Embrasés par Claude Brumachon et Benjamin Lamarche

Publié le par freesia

Embrasés est une création de 1999 présentée le 16 janvier à Nantes dans le cadre des Biennales internationales du spectacle. Il s'agit du seul duo mettant en scène Claude Brumachon et Benjamin Lamarche.

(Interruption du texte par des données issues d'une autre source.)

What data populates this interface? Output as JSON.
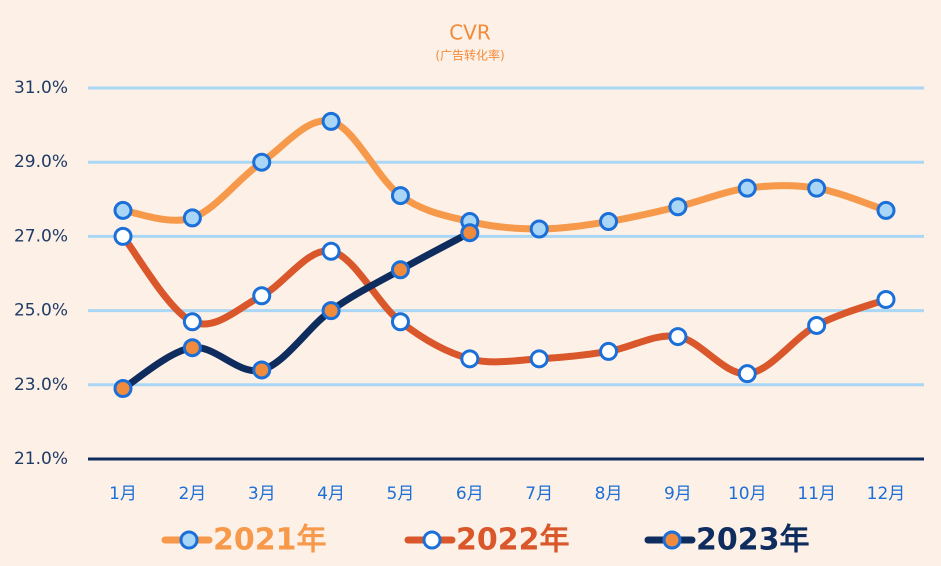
{
  "chart_data": {
    "type": "line",
    "title": "CVR",
    "subtitle": "(广告转化率)",
    "categories": [
      "1月",
      "2月",
      "3月",
      "4月",
      "5月",
      "6月",
      "7月",
      "8月",
      "9月",
      "10月",
      "11月",
      "12月"
    ],
    "series": [
      {
        "name": "2021年",
        "color": "#f7994a",
        "marker_fill": "#a9d6f7",
        "values": [
          27.7,
          27.5,
          29.0,
          30.1,
          28.1,
          27.4,
          27.2,
          27.4,
          27.8,
          28.3,
          28.3,
          27.7
        ]
      },
      {
        "name": "2022年",
        "color": "#d9572a",
        "marker_fill": "#ffffff",
        "values": [
          27.0,
          24.7,
          25.4,
          26.6,
          24.7,
          23.7,
          23.7,
          23.9,
          24.3,
          23.3,
          24.6,
          25.3
        ]
      },
      {
        "name": "2023年",
        "color": "#0e2d5e",
        "marker_fill": "#f08a3c",
        "values": [
          22.9,
          24.0,
          23.4,
          25.0,
          26.1,
          27.1,
          null,
          null,
          null,
          null,
          null,
          null
        ]
      }
    ],
    "ylim": [
      21,
      31
    ],
    "yticks": [
      {
        "value": 21,
        "label": "21.0%"
      },
      {
        "value": 23,
        "label": "23.0%"
      },
      {
        "value": 25,
        "label": "25.0%"
      },
      {
        "value": 27,
        "label": "27.0%"
      },
      {
        "value": 29,
        "label": "29.0%"
      },
      {
        "value": 31,
        "label": "31.0%"
      }
    ],
    "grid": true,
    "marker_stroke": "#1a6fd8",
    "axis_color": "#0e2d5e"
  }
}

Le cadre est sobre : une chaise, un store vénitien, un cintre en fond de scène... et deux anneaux de gymnastique en premier plan. Les deux hommes sont en costume de ville sombres. Leurs visages semblent sévères. L'éclairage donne une ambiance plutôt nocturne. Et la musique, ma foi, je ne m'en souviens plus (pardon au créateur). Sans doute ai-je été happée par le dialogue des deux hommes. Leurs corps évoluent comme s'ils se répondaient, se narguaient, se soutenaient. Les énergies sont différentes, complémentaires... Courses, élans, suspensions, chutes : le langage Brumachon-Lamarche est bien là. Avec cette note de douceur en plus, comme une protection. Les mouvements sont vifs, furtifs, puissants voire violents mais le tout est comme enveloppé d'une intention de protéger l'autre. La sensation est difficile à décrire d'autant plus qu'elle n'est pas courante chez le chorégraphe. Est-ce mon imagination ou du duo Brumachon-Lamarche émane un parfum d'évidence. Rien n'est prévisible et pourtant tout est évident.
Les portés sont remarquables ; les anneaux sont l'occasion de voir les choses sous un autre angle...
J'ai découvert une facette de Claude Brumachon que je ne connaissais pas : moins tourmenté plus rassuré. Je me demande  ce qui a engendré l'envie d'interpréter à nouveau ce duo. Et par la même occasion je m'interroge sur l'éventualité qu'il ait été réadapté à la période actuelle.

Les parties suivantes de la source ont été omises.